As for the album title— the griot, as in “from filthy tongue of”, acknowledges the tradition of the African oral historian who preserves and “performs” tribal history on demand, in verse. James Braxton Peterson calls the griot “the ancestral progenitor of the modern-day rapper” (16). To that end, the song “Trampled Brethren” offers observations on Black American identity, the track structured around an unidentified orator prophesying against efforts to dilute Black history— “so that we would be denied the knowledge of who are.” Of Honduran ancestry, Brooks references religion as a civilizing force, noting how conquistador-ed peoples — Mayas, Incas, Aztecs — had a culture (Beermelodies interview). Ultimately, on From Filthy Tongue of Gods and Griots‘ final track, “Classical Homicide”, he revives the ethnic-erasure theme, lamenting, “I learned to crawl / Appalled by sense of urgency to resurrect the dead / Shed my last skin searching for angel with broken wing.” 

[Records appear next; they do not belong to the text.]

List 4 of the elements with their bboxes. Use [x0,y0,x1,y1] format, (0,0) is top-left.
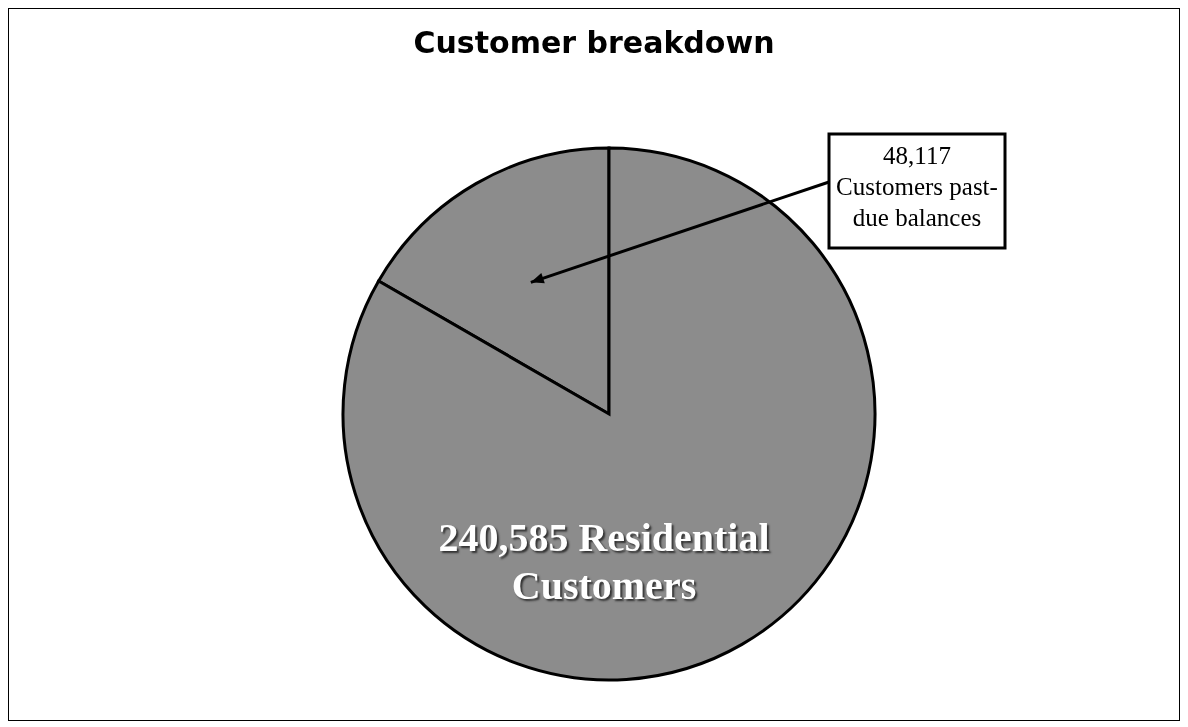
slice-label: 240,585 Residential Customers [437,514,771,610]
chart-title: Customer breakdown [412,25,776,60]
slice-label: Customers past-due balances [836,173,998,231]
data-label: 48,117 [883,142,951,169]
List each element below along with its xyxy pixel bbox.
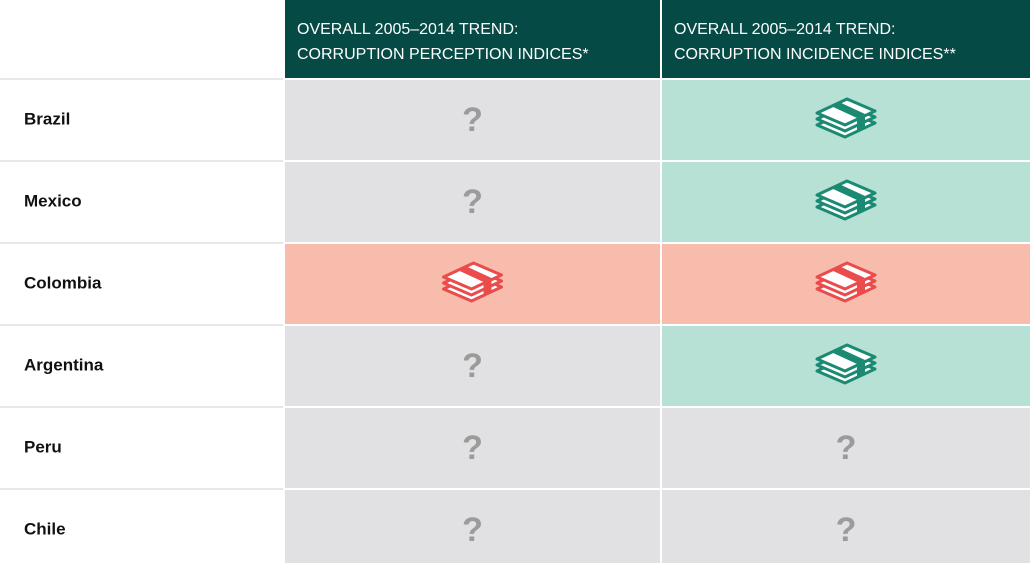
header-text: CORRUPTION INCIDENCE INDICES** [674,46,956,63]
unknown-mark: ? [462,347,483,385]
unknown-mark: ? [462,183,483,221]
header-text: OVERALL 2005–2014 TREND: [674,21,895,38]
row-label: Argentina [24,355,104,374]
unknown-mark: ? [462,511,483,549]
cell [285,408,660,488]
header-text: CORRUPTION PERCEPTION INDICES* [297,46,589,63]
cell [285,326,660,406]
header-cell [662,0,1030,78]
header-text: OVERALL 2005–2014 TREND: [297,21,518,38]
cell [285,490,660,563]
unknown-mark: ? [462,101,483,139]
unknown-mark: ? [836,511,857,549]
cell [662,490,1030,563]
row-label: Chile [24,519,66,538]
cell [662,408,1030,488]
row-label: Brazil [24,109,70,128]
header-cell [285,0,660,78]
unknown-mark: ? [836,429,857,467]
unknown-mark: ? [462,429,483,467]
cell [285,162,660,242]
row-label: Colombia [24,273,102,292]
cell [285,80,660,160]
row-label: Peru [24,437,62,456]
row-label: Mexico [24,191,82,210]
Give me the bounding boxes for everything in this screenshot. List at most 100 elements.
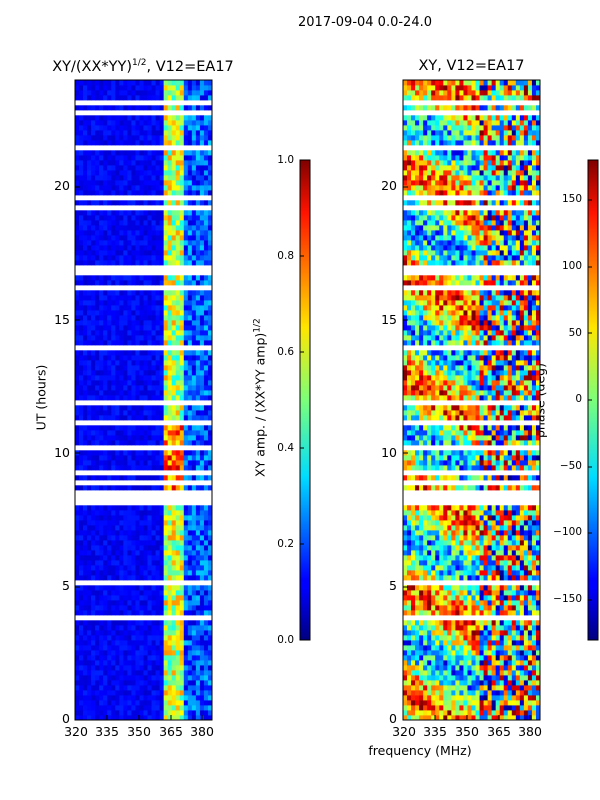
heatmap-cell xyxy=(139,625,144,631)
heatmap-cell xyxy=(135,595,140,601)
heatmap-cell xyxy=(179,120,185,126)
heatmap-cell xyxy=(115,380,120,386)
heatmap-cell xyxy=(87,460,92,466)
heatmap-cell xyxy=(463,655,468,661)
heatmap-cell xyxy=(75,200,80,206)
heatmap-cell xyxy=(187,305,193,311)
heatmap-cell xyxy=(99,155,104,161)
heatmap-cell xyxy=(195,185,201,191)
heatmap-cell xyxy=(87,115,92,121)
heatmap-cell xyxy=(403,670,408,676)
heatmap-cell xyxy=(527,550,533,556)
heatmap-cell xyxy=(407,695,412,701)
heatmap-cell xyxy=(99,130,104,136)
heatmap-cell xyxy=(171,355,177,361)
heatmap-cell xyxy=(147,380,152,386)
heatmap-cell xyxy=(183,380,189,386)
heatmap-cell xyxy=(159,585,165,591)
heatmap-cell xyxy=(143,640,148,646)
heatmap-cell xyxy=(159,280,165,286)
heatmap-cell xyxy=(95,385,100,391)
heatmap-cell xyxy=(491,680,497,686)
heatmap-cell xyxy=(127,395,132,401)
heatmap-cell xyxy=(91,595,96,601)
heatmap-cell xyxy=(515,590,521,596)
heatmap-cell xyxy=(171,650,177,656)
heatmap-cell xyxy=(123,565,128,571)
heatmap-cell xyxy=(75,245,80,251)
heatmap-cell xyxy=(531,545,537,551)
heatmap-cell xyxy=(83,415,88,421)
heatmap-cell xyxy=(79,600,84,606)
heatmap-cell xyxy=(151,560,156,566)
heatmap-cell xyxy=(111,540,116,546)
heatmap-cell xyxy=(103,640,108,646)
heatmap-cell xyxy=(451,600,456,606)
heatmap-cell xyxy=(503,650,509,656)
heatmap-cell xyxy=(127,385,132,391)
heatmap-cell xyxy=(159,90,165,96)
heatmap-cell xyxy=(179,280,185,286)
heatmap-cell xyxy=(143,235,148,241)
heatmap-cell xyxy=(155,550,161,556)
heatmap-cell xyxy=(515,695,521,701)
heatmap-cell xyxy=(499,695,505,701)
heatmap-cell xyxy=(91,280,96,286)
heatmap-cell xyxy=(99,575,104,581)
heatmap-cell xyxy=(511,560,517,566)
heatmap-cell xyxy=(207,595,213,601)
heatmap-cell xyxy=(507,585,513,591)
heatmap-cell xyxy=(115,140,120,146)
heatmap-cell xyxy=(487,645,493,651)
heatmap-cell xyxy=(139,220,144,226)
heatmap-cell xyxy=(203,660,209,666)
heatmap-cell xyxy=(207,675,213,681)
heatmap-cell xyxy=(523,690,529,696)
heatmap-cell xyxy=(75,440,80,446)
heatmap-cell xyxy=(487,570,493,576)
heatmap-cell xyxy=(79,310,84,316)
heatmap-cell xyxy=(203,335,209,341)
heatmap-cell xyxy=(199,670,205,676)
heatmap-cell xyxy=(415,640,420,646)
heatmap-cell xyxy=(87,530,92,536)
heatmap-cell xyxy=(127,380,132,386)
heatmap-cell xyxy=(91,160,96,166)
heatmap-cell xyxy=(183,465,189,471)
heatmap-cell xyxy=(463,705,468,711)
heatmap-cell xyxy=(95,505,100,511)
heatmap-cell xyxy=(195,280,201,286)
heatmap-cell xyxy=(83,620,88,626)
heatmap-cell xyxy=(463,620,468,626)
heatmap-cell xyxy=(99,250,104,256)
heatmap-cell xyxy=(123,150,128,156)
heatmap-cell xyxy=(187,220,193,226)
heatmap-cell xyxy=(203,130,209,136)
heatmap-cell xyxy=(91,125,96,131)
heatmap-cell xyxy=(207,570,213,576)
heatmap-cell xyxy=(519,595,525,601)
heatmap-cell xyxy=(95,230,100,236)
heatmap-cell xyxy=(83,325,88,331)
heatmap-cell xyxy=(427,685,432,691)
heatmap-cell xyxy=(519,590,525,596)
heatmap-cell xyxy=(167,440,173,446)
heatmap-cell xyxy=(103,355,108,361)
heatmap-cell xyxy=(447,565,452,571)
flagged-row xyxy=(75,195,212,201)
heatmap-cell xyxy=(427,660,432,666)
heatmap-cell xyxy=(467,590,472,596)
heatmap-cell xyxy=(503,655,509,661)
heatmap-cell xyxy=(131,165,136,171)
heatmap-cell xyxy=(87,170,92,176)
heatmap-cell xyxy=(419,640,424,646)
heatmap-cell xyxy=(403,665,408,671)
heatmap-cell xyxy=(99,230,104,236)
heatmap-cell xyxy=(155,410,161,416)
heatmap-cell xyxy=(203,355,209,361)
heatmap-cell xyxy=(531,535,537,541)
phase-heatmap xyxy=(403,80,541,721)
heatmap-cell xyxy=(75,280,80,286)
heatmap-cell xyxy=(163,425,169,431)
heatmap-cell xyxy=(475,645,480,651)
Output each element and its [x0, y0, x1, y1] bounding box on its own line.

Fans of underground hip-hop, hearing this record for the first time, usually say something to the tune of “How’d I miss this for 20 years?” On the other hand, many of us in the West, fortunate enough to have discovered this band two decades ago, may still associate the record with its war-on-terror context— when a mood of patriotic revenge took hold of the United States, coupled with a mass longing for a retro-America that pre-dated inconvenient cultural expressions such as experimental, social justice-oriented hip-hop. 

In reconsidering From Filthy Tongue of Gods and Griots as an artifact from 2002, we might ask, What shapes the human imagination to a greater extent: art or terror? The voice of the terrorist or the voice of the rapper? Terrorism is a narrative aimed at changing the way we see the world, using our media obsessions against us. By contrast, the avant-garde hip-hop artist replaces the endless media loop with performative art—always more thoughtful, more introspective, more demanding, more complicated. 

In a just universe, an enthusiast wouldn’t have to go 20 years without hearing this album. But in the universe we have, From Filthy Tongue established Dälek as the finest underground, deconstructive, shoegazing, played-only-at-night, back-of-the-record-store hip-hop outfit that ever toured with heavy-metal heavyweights and held their own. 


Works Cited

Adams, Dart. “Hip-Hop Is Already an Inclusive Artform & an Exclusive Culture. Mainstream Rap Isn’t…” DJBooth, DJBooth, 5 March 2018. 

Chang, Jeff. “Stakes Is High: Conscious Rap, Neosoul, and the Hip Hop Generation.” The Nation, 13 Jan. 2003.  

Fortunato, John. “Dalek Bring’ Gods and Griots’ Trip-Hop Gratuity.” Beermelodies, 5 June 2009. 

Peterson, James Braxton. Hip Hop Headphones: A Scholar’s Critical Playlist. Bloomsbury Academic, 2016. 

Roosa, Brandon. “Dalek Interview by Brandon Roosa.” YouTube, 2 November 2015.